After a productive start to his presidency, tragedy struck with the death of his wife Ellen in August of 1914. After her death Wilson went into a deep depression and was not able to get very much done in regards to legislation. To make matters even worse, by the fall of 1914 World War I was underway and there were already calls for the United States to get involved.
World War I
From the beginning of the war Wilson had resisted calls for the U.S. to enter. His goal was for the U.S. to remain neutral and to have a part in peaceful negotiations to end the war. Even after the RMS Lusitania was sunk, Wilson did not enter the U.S. into the conflict. One has to wonder if the loss of his wife had anything to do with this decision? There would surely be massive amounts of casualties if the country had entered the war, so being quite aware of the preciousness of life may have given him a different perspective.
After running and winning the 1916 presidential election on an anti-war platform, Wilson was left with no choice but to enter the war. In May of 1917, after repeated submarine attacks on U.S. interests, the U.S. declared war on Germany. By waiting to get into the war late, Wilson had undoubtedly saved thousands of lives. Still, over 116,000 Americans died in the war, something Wilson tried to avoid at all costs. When the U.S. and it’s allies won the war the American people knew that it was the right decision.
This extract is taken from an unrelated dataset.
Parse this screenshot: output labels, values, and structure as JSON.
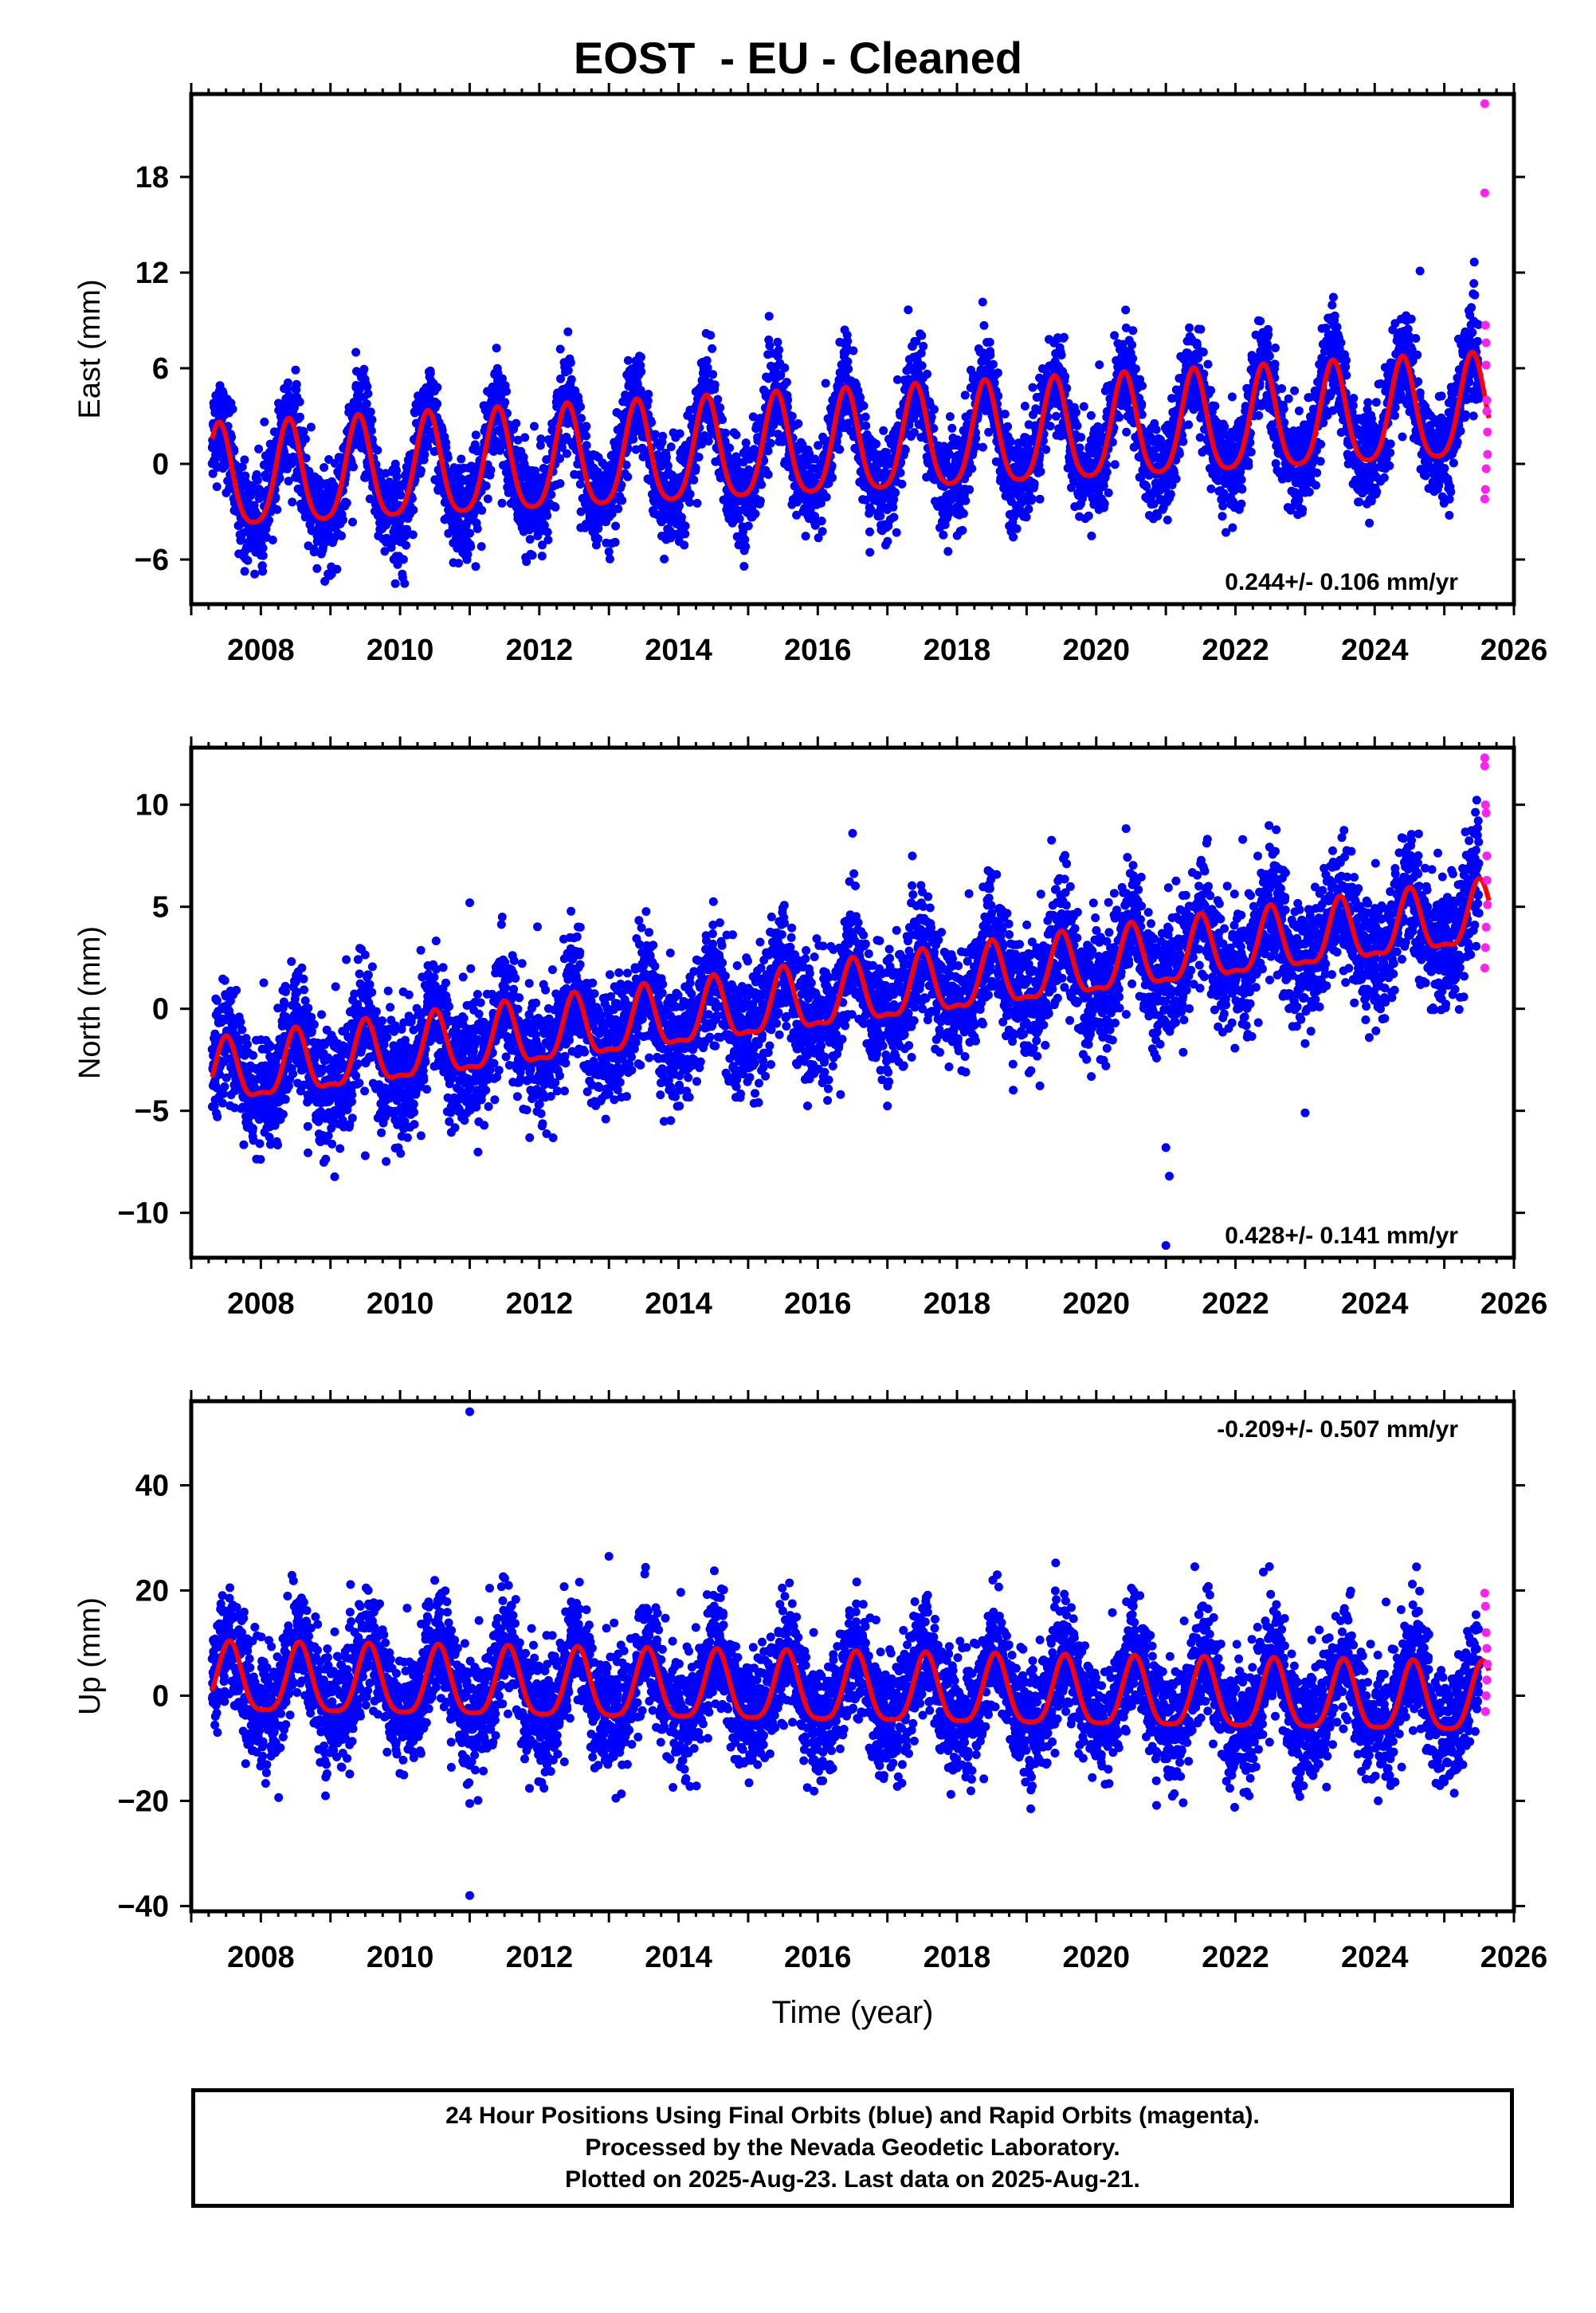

Looking back at Wilson’s presidency it seems that the focus he had to put on World War I was what allowed him to move on from the passing of his wife. The call to lead his country was much greater than any personal loss. It is a true sign of leadership for someone to make sound decisions in the midst of personal tragedy and international pressure. So as we look back after 100 years, we now have a better understanding of Wilson’s presidency and can reference his choices and heroics when we look at current conflicts around the world. Though the times are different, history seems to repeat itself.